AUS: Dead Whale Had A Fractured Jaw
It was revealed today that a 4 metre female humpback whale calf found dead on a beach south of Mackay on September 3, 1999, had a broken jaw. The Queensland Parks and Wildlife Service quickly recovered the animal and transported it to Townsville for examination by whale experts from James Cook University and the Museum of Tropical Queensland. Following the post-mortem, the head was removed for more detailed examination, which revealed a fracture of the right lower jawbone. X-rays and tissue samples of the fractured jawbone were examined by veterinary pathologists from DPI's Oonoonba Veterinary Laboratory, who determined that the fracture occurred no more than four days before death.

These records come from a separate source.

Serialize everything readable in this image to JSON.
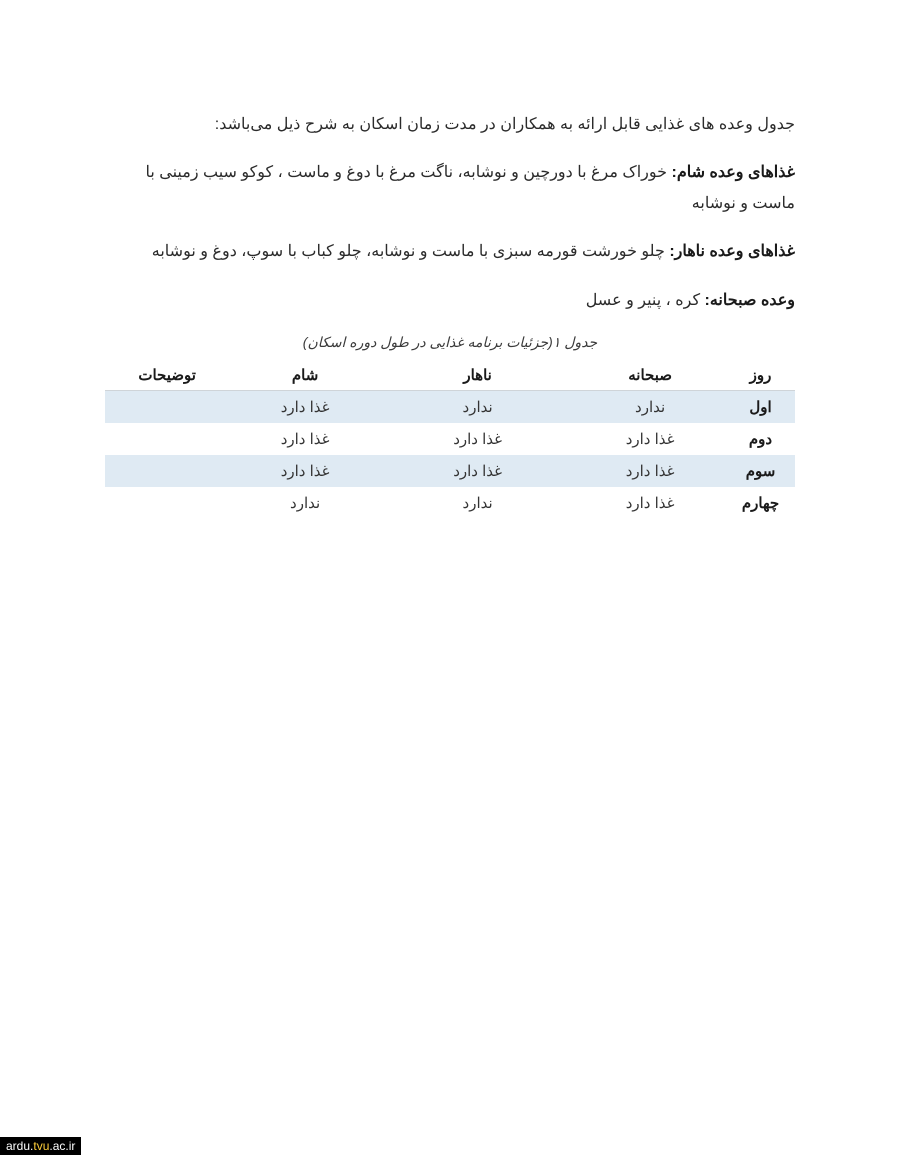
{
  "colors": {
    "page_bg": "#ffffff",
    "text": "#2b2b2b",
    "strong": "#1a1a1a",
    "band_bg": "#dfeaf3",
    "rule": "#cfd4d8",
    "footer_bg": "#000000",
    "footer_text": "#ffffff",
    "footer_highlight": "#ffcf3a"
  },
  "intro": "جدول وعده های غذایی قابل ارائه به همکاران در مدت زمان اسکان به شرح ذیل می‌باشد:",
  "dinner": {
    "label": "غذاهای وعده شام:",
    "text": " خوراک مرغ با دورچین و نوشابه، ناگت مرغ با دوغ و ماست ، کوکو سیب زمینی با ماست و نوشابه"
  },
  "lunch": {
    "label": "غذاهای وعده ناهار:",
    "text": " چلو خورشت قورمه سبزی با ماست و نوشابه، چلو کباب با سوپ، دوغ و نوشابه"
  },
  "breakfast": {
    "label": "وعده صبحانه:",
    "text": " کره ، پنیر و عسل"
  },
  "caption": "جدول ۱(جزئیات برنامه غذایی در طول دوره اسکان)",
  "table": {
    "columns": [
      "روز",
      "صبحانه",
      "ناهار",
      "شام",
      "توضیحات"
    ],
    "col_widths_pct": [
      10,
      22,
      28,
      22,
      18
    ],
    "header_fontsize_pt": 12,
    "cell_fontsize_pt": 11,
    "rows": [
      {
        "day": "اول",
        "breakfast": "ندارد",
        "lunch": "ندارد",
        "dinner": "غذا دارد",
        "notes": "",
        "banded": true
      },
      {
        "day": "دوم",
        "breakfast": "غذا دارد",
        "lunch": "غذا دارد",
        "dinner": "غذا دارد",
        "notes": "",
        "banded": false
      },
      {
        "day": "سوم",
        "breakfast": "غذا دارد",
        "lunch": "غذا دارد",
        "dinner": "غذا دارد",
        "notes": "",
        "banded": true
      },
      {
        "day": "چهارم",
        "breakfast": "غذا دارد",
        "lunch": "ندارد",
        "dinner": "ندارد",
        "notes": "",
        "banded": false
      }
    ]
  },
  "footer": {
    "prefix": "ardu.",
    "highlight": "tvu",
    "suffix": ".ac.ir"
  }
}
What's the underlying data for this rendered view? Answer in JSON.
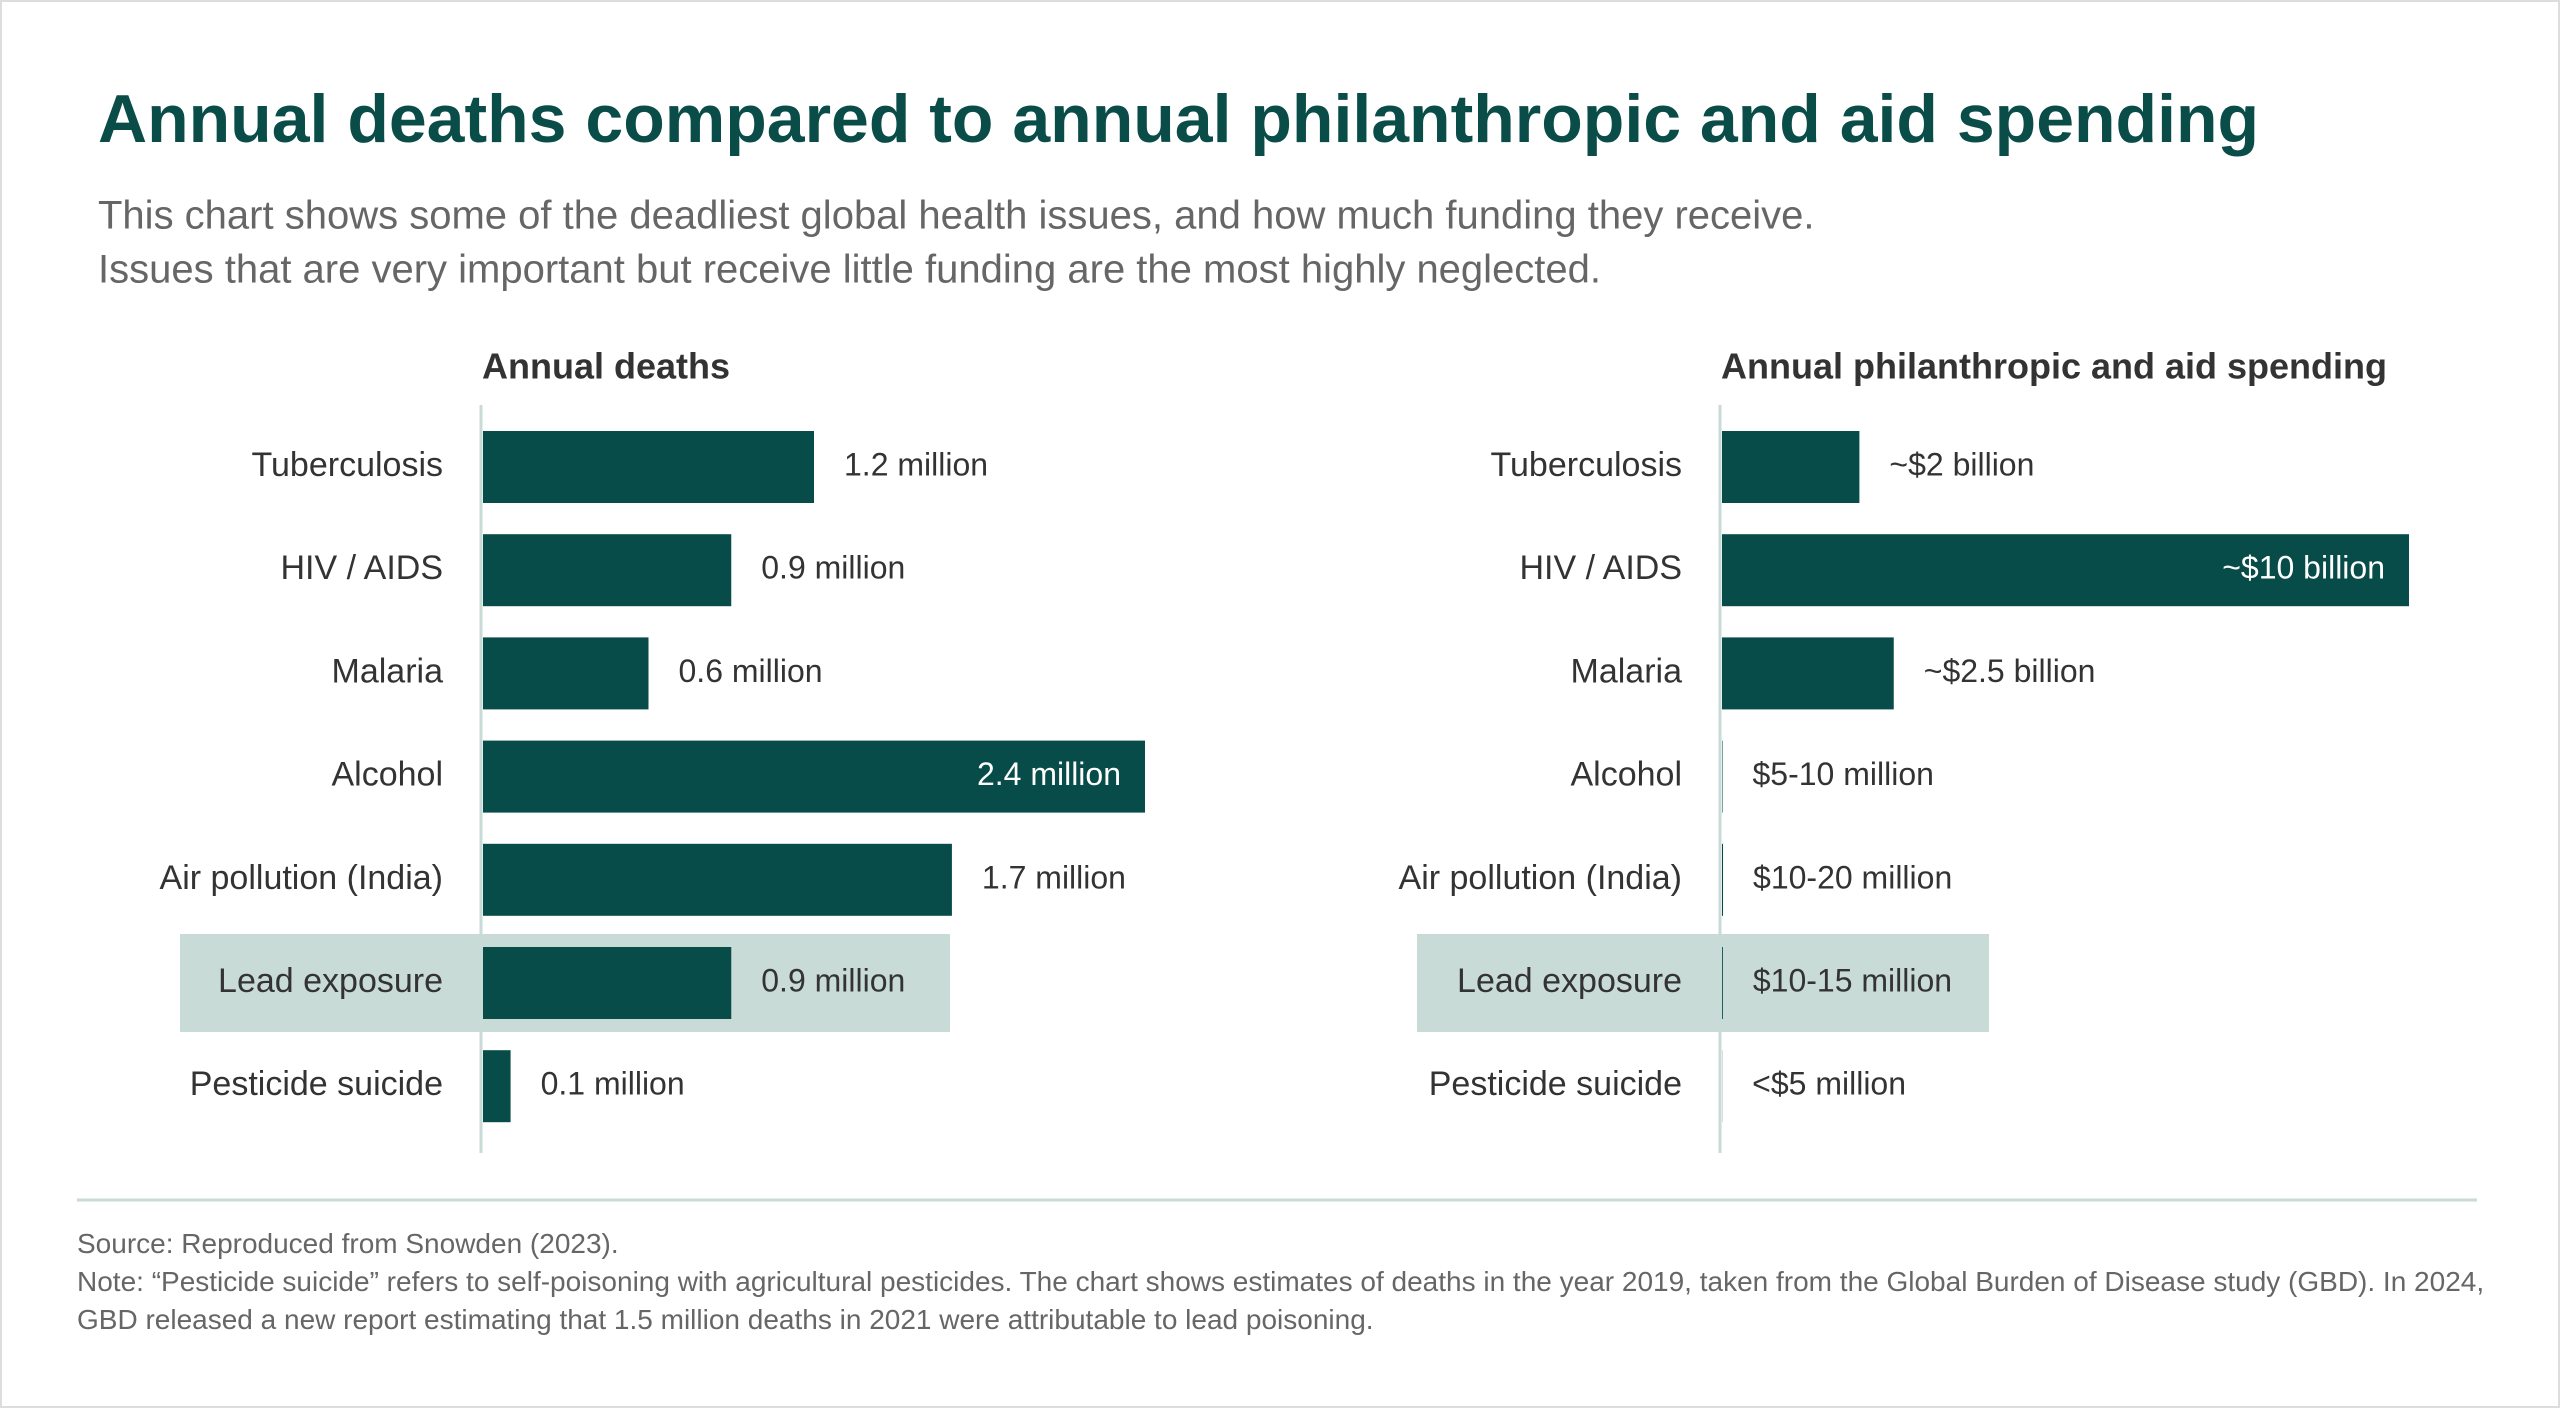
{
  "title": "Annual deaths compared to annual philanthropic and aid spending",
  "subtitle": [
    "This chart shows some of the deadliest global health issues, and how much funding they receive.",
    "Issues that are very important but receive little funding are the most highly neglected."
  ],
  "chart_data": [
    {
      "type": "bar",
      "title": "Annual deaths",
      "categories": [
        "Tuberculosis",
        "HIV / AIDS",
        "Malaria",
        "Alcohol",
        "Air pollution (India)",
        "Lead exposure",
        "Pesticide suicide"
      ],
      "values": [
        1.2,
        0.9,
        0.6,
        2.4,
        1.7,
        0.9,
        0.1
      ],
      "value_labels": [
        "1.2 million",
        "0.9 million",
        "0.6 million",
        "2.4 million",
        "1.7 million",
        "0.9 million",
        "0.1 million"
      ],
      "color": "#074c48",
      "highlighted": [
        false,
        false,
        false,
        false,
        false,
        true,
        false
      ],
      "highlight_color": "#c8dbd7"
    },
    {
      "type": "bar",
      "title": "Annual philanthropic and aid spending",
      "categories": [
        "Tuberculosis",
        "HIV / AIDS",
        "Malaria",
        "Alcohol",
        "Air pollution (India)",
        "Lead exposure",
        "Pesticide suicide"
      ],
      "values": [
        2000,
        10000,
        2500,
        7.5,
        15,
        12.5,
        2.5
      ],
      "value_labels": [
        "~$2 billion",
        "~$10 billion",
        "~$2.5 billion",
        "$5-10 million",
        "$10-20 million",
        "$10-15 million",
        "<$5 million"
      ],
      "color": "#074c48",
      "highlighted": [
        false,
        false,
        false,
        false,
        false,
        true,
        false
      ],
      "highlight_color": "#c8dbd7"
    }
  ],
  "footer": {
    "source": "Source: Reproduced from Snowden (2023).",
    "note": "Note: “Pesticide suicide” refers to self-poisoning with agricultural pesticides. The chart shows estimates of deaths in the year 2019, taken from the Global Burden of Disease study (GBD). In 2024, GBD released a new report estimating that 1.5 million deaths in 2021 were attributable to lead poisoning."
  }
}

"Although it is not possible to say for certain, it is very likely that this whale was killed by a collision with a vessel", said Virginia Chadwick, Chairperson of the Great Barrier Reef Marine Park Authority. "While the collision may not have been due to any fault by the vessel operator, it should have been reported to the authorities immediately and it apparently was not," she said
Collisions between ships and whales are not uncommon, and can be very difficult to avoid. Even large whales can be hard to see, particularly at night or in rough water. Humpback whale numbers in the Great Barrier Reef region have been increasing at a rate of about 12% per year since 1981, and this makes the chance of a collision with a vessel greater, particularly as the number of vessels is also increasing steadily.
"Vessel operators need to keep a sharp eye out for whales and other animals that may be lying in their path", said Ms Chadwick. "Vessel strikes kill whales and turtles, and are also a risk for dugongs."
Humpback whales are listed as vulnerable to extinction under
both Commonwealth and Queensland legislation, and are found
in the Great Barrier Reef Marine Park from May to October.